Federal Reserve Chairman Jerome Powell speaks at the Economic Club of New York on November 28, 2018 in New York City. Spencer Platt/Getty Images

The U.S. Federal Reserve is expected reduce the number of rate increases next year, and raise the current federal funds rate by 25 basis points to a range of 2.25-2.5 percent at its upcoming meeting Wednesday.

Twenty-five of the 26 analysts polled by International Business Times expected the central bank to raise rates on Dec. 19. One analyst did not provide forecasts on the December rate hike.

15 analysts forecast two interest rate hikes in 2019, against the Federal Open Market Committee’s (FOMC) median expectation of three rate raises given in September.

Six analysts believe that the central bank may deliver three rate rises next year; four expect only one rate hike. One analyst didn’t provide forecasts for 2019.

If the Fed does raise interest rates in its December meeting, it will be the fourth interest rate hike this year, compared to the three delivered in 2017. At the end of 2017, the rate was 1.25-1.5 percent. In September the Fed raised the rate to 2.0-2.25 percent.

The Fed started its tightening cycle in December, 2015, when the rate was pegged at 0.0-0.25 percent.

ING pointed out in a note that even market participants have grown skeptical about the course of monetary policy in 2019. ING said Fed funds futures contracts suggest the market is no longer fully pricing even one hike in 2019.

Bank of America expects the Federal Reserve to align its messaging in line with its objective of assuring a soft landing for the economy. The advisory firm said in a note: “We expect the messaging from the FOMC at the December meeting to continue to be dovish as they pull back on forward guidance for the path of policy and shift to a more data dependent central bank. The Fed's outlook should still call for above trend growth and steady inflation but the shift in tone and messaging is consistent with a Committee that wants a soft landing for the economy.”

ING pointed to headwinds the economy will face next year that may force the central bank to moderate its stance on interest rate hikes. “The lagged effects of higher interest rates and the stronger dollar are increasingly being felt while the support from this year’s fiscal stimulus will fade. 30-year fixed-term mortgage rates are now above 5 percent and home sales are slowing, which has negative implications for construction spending and associated retail activity next year (furniture and furnishings etc). Investment spending growth also appears to be softening despite the large corporation tax cut.”

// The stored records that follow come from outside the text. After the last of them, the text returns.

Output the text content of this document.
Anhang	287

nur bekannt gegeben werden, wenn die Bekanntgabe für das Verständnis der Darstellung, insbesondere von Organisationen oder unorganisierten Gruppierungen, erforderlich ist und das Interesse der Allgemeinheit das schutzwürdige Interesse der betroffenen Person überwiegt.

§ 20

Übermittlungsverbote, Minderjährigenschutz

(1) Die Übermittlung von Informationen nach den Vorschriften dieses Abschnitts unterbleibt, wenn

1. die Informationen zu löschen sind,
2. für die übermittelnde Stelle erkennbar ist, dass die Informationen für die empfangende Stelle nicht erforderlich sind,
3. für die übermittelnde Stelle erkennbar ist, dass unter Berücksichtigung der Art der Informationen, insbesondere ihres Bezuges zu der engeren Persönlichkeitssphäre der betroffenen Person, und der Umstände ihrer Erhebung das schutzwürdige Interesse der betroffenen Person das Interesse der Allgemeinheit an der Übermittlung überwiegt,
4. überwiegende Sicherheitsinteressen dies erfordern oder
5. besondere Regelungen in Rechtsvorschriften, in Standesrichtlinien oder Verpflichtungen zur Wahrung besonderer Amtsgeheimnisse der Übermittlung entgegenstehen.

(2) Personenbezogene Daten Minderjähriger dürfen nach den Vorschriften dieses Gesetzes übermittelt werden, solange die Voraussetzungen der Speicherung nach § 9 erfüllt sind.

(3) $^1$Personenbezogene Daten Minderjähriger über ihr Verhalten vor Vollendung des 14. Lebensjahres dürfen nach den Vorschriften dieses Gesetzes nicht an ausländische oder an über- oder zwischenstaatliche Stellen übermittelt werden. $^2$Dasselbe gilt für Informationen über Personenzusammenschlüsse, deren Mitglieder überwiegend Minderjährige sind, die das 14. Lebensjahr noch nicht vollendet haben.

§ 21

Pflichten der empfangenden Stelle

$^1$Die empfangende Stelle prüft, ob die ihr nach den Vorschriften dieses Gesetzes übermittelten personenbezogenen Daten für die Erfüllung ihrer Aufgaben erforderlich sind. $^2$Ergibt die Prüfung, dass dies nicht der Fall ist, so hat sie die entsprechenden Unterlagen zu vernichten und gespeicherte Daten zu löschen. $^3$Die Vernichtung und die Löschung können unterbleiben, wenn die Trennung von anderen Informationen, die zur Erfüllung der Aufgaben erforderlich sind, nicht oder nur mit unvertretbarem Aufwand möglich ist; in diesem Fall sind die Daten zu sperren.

ING also said President Donald Trump’s criticism of the monetary policy was leading to the softer tone from the central bankers. In an interview with Reuters, President Trump said that he needed flexibility of lower interest rates to support the broader U.S. economy as he fights a growing trade battle against China.

In a speech at the New York Economics Club on Nov. 28, Fed Chair Jerome Powell reignited speculations on the neutral fed funds rate and natural rate of employment, saying the current interest rates are “just below” neutral.

Merrion Capital’s chief economist Alan McQuaid, one of the four analysts who think the Fed will raise rates only once next year (in March), said, “The global economic/geopolitical background is turning more negative as the days go by and the Fed is aware of this. We will see an increase next week but the risks for 2019 are tilted to the downside, with the possibility that the US central bank could sit on the fence for the whole year.”’s chief market analyst Patrick O’Hare noted that the ongoing trade negotiations will have an impact on the course of the Federal Reserve’s monetary policy. “Rate-hike expectations will be subject to change, pending the outcome of U.S.-China trade negotiations,” he said.